Signs of desperation abounded elsewhere. In my home state of Virginia—a state with so deeply-embedded a gun culture, it has a gun fashion named after it—newly-minted Gov. Terry McAuliffe has proposed a set of gun-control measures that are, to say the least, absurd: he wishes to re-enact the one-gun-a-month limit, a law that did nothing to prohibit violent crime in Virginia, he wants to revoke concealed carry permits for people who are behind on their child support payments, and he wants to close the “gun show loophole” in spite of gun shows’ tenuous link to gun violence. Given that these measures would arguably have no effect whatsoever on gun crime, it’s easy to conclude that McAuliffe is, like the rest of the anti-gun movement, desperate to gain at least some ground in the gun control battle. In the face of an indifferent and perhaps even hostile constituency, you can understand why the governor would resort to such pitiable measures.
Gun Control Advocates Become More Loose-Cannon
The list goes on. A recent anti-gun public service announcement was released on YouTube showing a young child stealing his parent’s gun, taking it to school, and handing it over to his teacher: “I don’t feel safe with a gun in my house,” he tells her. The child in the video violated virtually every gun safety measure we teach children: he steals a gun, brings it to a school with nobody’s knowledge, and lays it on the teacher’s desk with the barrel facing toward her. “Our children deserve a safe world,” the PSA announces.
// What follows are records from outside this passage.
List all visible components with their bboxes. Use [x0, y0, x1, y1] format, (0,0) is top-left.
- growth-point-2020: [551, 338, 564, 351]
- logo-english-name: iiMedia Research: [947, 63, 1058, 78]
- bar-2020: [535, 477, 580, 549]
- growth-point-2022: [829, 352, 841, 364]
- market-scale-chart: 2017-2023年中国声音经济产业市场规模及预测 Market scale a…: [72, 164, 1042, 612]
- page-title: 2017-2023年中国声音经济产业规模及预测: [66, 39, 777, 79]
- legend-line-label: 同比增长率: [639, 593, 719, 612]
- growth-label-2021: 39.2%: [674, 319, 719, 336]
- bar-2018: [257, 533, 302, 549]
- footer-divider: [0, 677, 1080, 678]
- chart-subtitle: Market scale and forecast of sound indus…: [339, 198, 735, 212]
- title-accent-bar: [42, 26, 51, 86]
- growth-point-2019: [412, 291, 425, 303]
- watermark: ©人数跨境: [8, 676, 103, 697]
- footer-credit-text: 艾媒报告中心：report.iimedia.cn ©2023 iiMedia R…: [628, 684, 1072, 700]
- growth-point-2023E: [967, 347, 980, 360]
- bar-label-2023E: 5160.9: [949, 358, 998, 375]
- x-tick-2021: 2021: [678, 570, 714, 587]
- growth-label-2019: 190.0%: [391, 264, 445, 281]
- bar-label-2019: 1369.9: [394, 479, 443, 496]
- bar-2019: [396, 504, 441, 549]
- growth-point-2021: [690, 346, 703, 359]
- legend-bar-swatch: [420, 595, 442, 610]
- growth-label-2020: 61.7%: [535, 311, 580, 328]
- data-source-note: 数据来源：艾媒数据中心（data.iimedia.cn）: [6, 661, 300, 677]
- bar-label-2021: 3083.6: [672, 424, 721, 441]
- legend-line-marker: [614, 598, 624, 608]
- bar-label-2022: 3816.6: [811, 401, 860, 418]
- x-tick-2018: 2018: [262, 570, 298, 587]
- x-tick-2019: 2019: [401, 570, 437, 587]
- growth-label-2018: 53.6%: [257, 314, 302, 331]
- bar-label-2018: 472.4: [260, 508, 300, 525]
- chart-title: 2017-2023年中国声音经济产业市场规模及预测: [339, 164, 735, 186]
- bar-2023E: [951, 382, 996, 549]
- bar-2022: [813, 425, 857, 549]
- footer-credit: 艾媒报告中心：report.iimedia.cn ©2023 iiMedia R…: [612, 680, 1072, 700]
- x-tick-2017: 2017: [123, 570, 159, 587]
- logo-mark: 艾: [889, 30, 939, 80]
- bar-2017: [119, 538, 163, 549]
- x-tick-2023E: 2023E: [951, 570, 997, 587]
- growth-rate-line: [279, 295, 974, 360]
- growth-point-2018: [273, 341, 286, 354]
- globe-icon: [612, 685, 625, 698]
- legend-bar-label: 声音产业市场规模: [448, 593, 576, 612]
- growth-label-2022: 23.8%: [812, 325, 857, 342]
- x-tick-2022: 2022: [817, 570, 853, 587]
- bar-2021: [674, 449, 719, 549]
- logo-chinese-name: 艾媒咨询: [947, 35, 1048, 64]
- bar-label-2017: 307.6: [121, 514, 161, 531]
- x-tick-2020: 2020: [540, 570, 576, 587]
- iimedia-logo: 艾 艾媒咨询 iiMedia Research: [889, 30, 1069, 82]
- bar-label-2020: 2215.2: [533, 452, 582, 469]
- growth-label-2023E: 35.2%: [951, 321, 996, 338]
Of course they do—which is why responsible gun owners teach children how to be safe around firearms. The gun control movement knows this and is determined to hide it—hence the unserious and comical “public service announcement.”
Earlier this year, Georgia passed a bill that greatly expanded gun carry rights throughout the state; the response was predictable. Cliff Schecter at the Daily Beast announced that Georgia’s new law “flies in the face of all public health statistics, common sense, and modernity.” He provided no evidence whatsoever for these histrionic claims, but then again the gun control movement is not lately interested in facts or empirical evidence. As more and more Americans come to support a robust regime of gun rights in the United States, commentators like Schecter will probably grow more and more shrill, insisting that liberalized gun laws are dangerous and refusing to engage in any actual research.
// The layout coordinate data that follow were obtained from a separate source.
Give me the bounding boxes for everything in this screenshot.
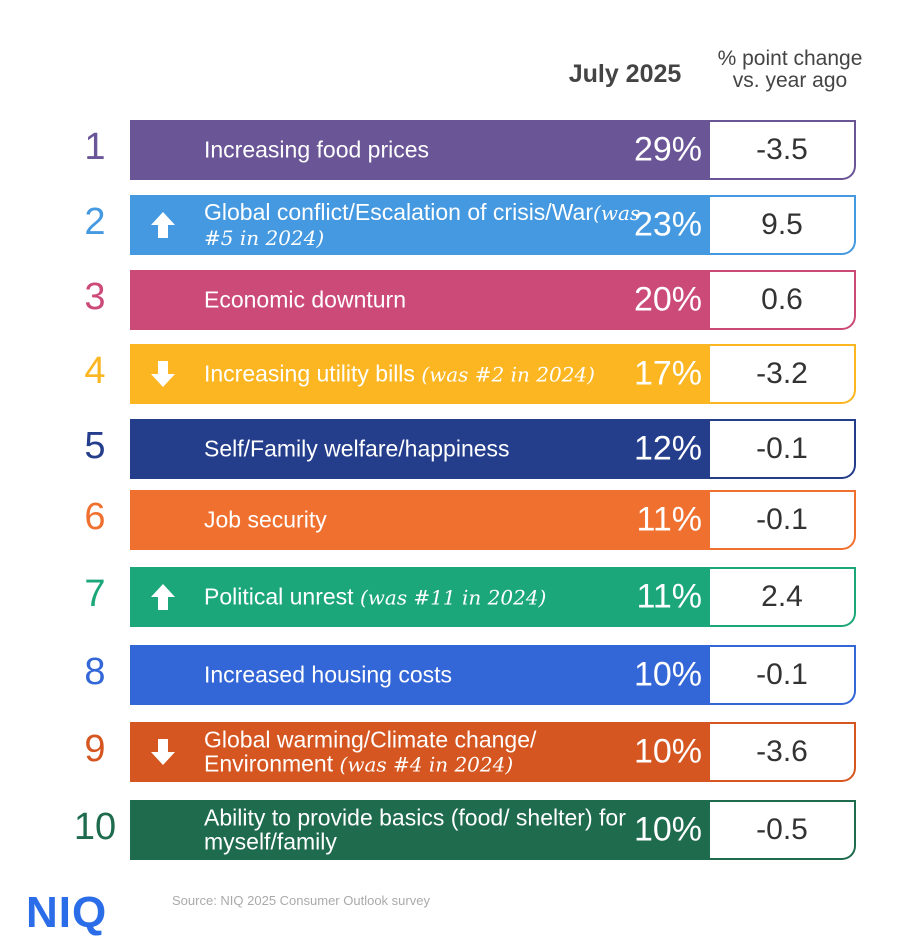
source-note: Source: NIQ 2025 Consumer Outlook survey (172, 893, 430, 908)
arrow-up-icon (151, 584, 175, 610)
rank-number: 1 (84, 126, 106, 168)
table-row: Increasing utility bills (was #2 in 2024… (130, 344, 710, 404)
percent-value: 11% (636, 500, 702, 539)
label-text: Global warming/Climate change/ Environme… (204, 726, 537, 777)
label-text: Global conflict/Escalation of crisis/War (204, 199, 594, 225)
rank-number: 5 (84, 425, 106, 467)
table-row: Global conflict/Escalation of crisis/War… (130, 195, 710, 255)
percent-value: 29% (633, 130, 702, 169)
concern-label: Increased housing costs (204, 663, 644, 688)
label-text: Job security (204, 506, 327, 533)
table-row: Global warming/Climate change/ Environme… (130, 722, 710, 782)
change-value: -3.5 (710, 120, 856, 180)
rank-note: (was #4 in 2024) (339, 752, 514, 777)
concern-label: Political unrest (was #11 in 2024) (204, 585, 644, 610)
rank-note: (was #2 in 2024) (421, 362, 595, 387)
column-header-change: % point change vs. year ago (705, 48, 875, 92)
table-row: Increasing food prices 29% (130, 120, 710, 180)
concern-label: Global warming/Climate change/ Environme… (204, 728, 644, 777)
change-value: -0.1 (710, 490, 856, 550)
table-row: Ability to provide basics (food/ shelter… (130, 800, 710, 860)
percent-value: 23% (633, 205, 702, 244)
arrow-up-icon (151, 212, 175, 238)
table-row: Political unrest (was #11 in 2024) 11% (130, 567, 710, 627)
arrow-down-icon (151, 739, 175, 765)
table-row: Economic downturn 20% (130, 270, 710, 330)
rank-note: (was #5 in 2024) (204, 201, 641, 250)
percent-value: 12% (633, 429, 702, 468)
change-value: -0.5 (710, 800, 856, 860)
label-text: Self/Family welfare/happiness (204, 435, 510, 462)
label-text: Increased housing costs (204, 661, 453, 688)
change-value: -0.1 (710, 419, 856, 479)
concern-label: Job security (204, 508, 644, 533)
label-text: Ability to provide basics (food/ shelter… (204, 804, 626, 855)
percent-value: 20% (633, 280, 702, 319)
rank-note: (was #11 in 2024) (359, 585, 547, 610)
rank-number: 8 (84, 651, 106, 693)
change-value: 9.5 (710, 195, 856, 255)
concern-label: Increasing food prices (204, 138, 644, 163)
change-value: -3.6 (710, 722, 856, 782)
rank-number: 3 (84, 276, 106, 318)
label-text: Economic downturn (204, 286, 406, 313)
rank-number: 6 (84, 496, 106, 538)
change-header-line2: vs. year ago (732, 69, 848, 92)
rank-number: 2 (84, 201, 106, 243)
percent-value: 10% (633, 732, 702, 771)
percent-value: 17% (633, 354, 702, 393)
niq-logo: NIQ (26, 888, 108, 937)
change-value: 0.6 (710, 270, 856, 330)
percent-value: 10% (633, 810, 702, 849)
table-row: Increased housing costs 10% (130, 645, 710, 705)
rank-number: 7 (84, 573, 106, 615)
column-header-month: July 2025 (568, 60, 682, 88)
rank-number: 10 (73, 806, 117, 848)
change-value: -0.1 (710, 645, 856, 705)
label-text: Increasing utility bills (204, 360, 422, 387)
concern-label: Economic downturn (204, 288, 644, 313)
concern-label: Self/Family welfare/happiness (204, 437, 644, 462)
percent-value: 11% (636, 577, 702, 616)
label-text: Political unrest (204, 583, 360, 610)
table-row: Job security 11% (130, 490, 710, 550)
rank-number: 4 (84, 350, 106, 392)
concern-label: Global conflict/Escalation of crisis/War… (204, 200, 644, 250)
change-header-line1: % point change (717, 47, 863, 70)
change-value: 2.4 (710, 567, 856, 627)
table-row: Self/Family welfare/happiness 12% (130, 419, 710, 479)
arrow-down-icon (151, 361, 175, 387)
change-value: -3.2 (710, 344, 856, 404)
concern-label: Ability to provide basics (food/ shelter… (204, 806, 644, 855)
label-text: Increasing food prices (204, 136, 430, 163)
percent-value: 10% (633, 655, 702, 694)
concern-label: Increasing utility bills (was #2 in 2024… (204, 362, 644, 387)
rank-number: 9 (84, 728, 106, 770)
2014, in other words, was a banner year for the Second Amendment, at least if we are to judge it by the collapse of the gun-control movement as a serious voice in political society. Gun rights enthusiasts may point to 2008, the year of D.C. v, Heller, or 2010, the year of McDonald v. Chicago, as the landmark years of the Second Amendment in the twenty-first century. Yet 2014 has, in its own way, provided a more satisfying and visceral rebuke of the gun-control movement: its relevance waning and its influence all but exhausted, the anti-gun crowd is flailing for pertinence in a country increasingly annoyed with and uninterested in its fraudulent message. We should all go into 2015 aware of, and grateful for, the robust state of the Second Amendment in America today. Happy New Year.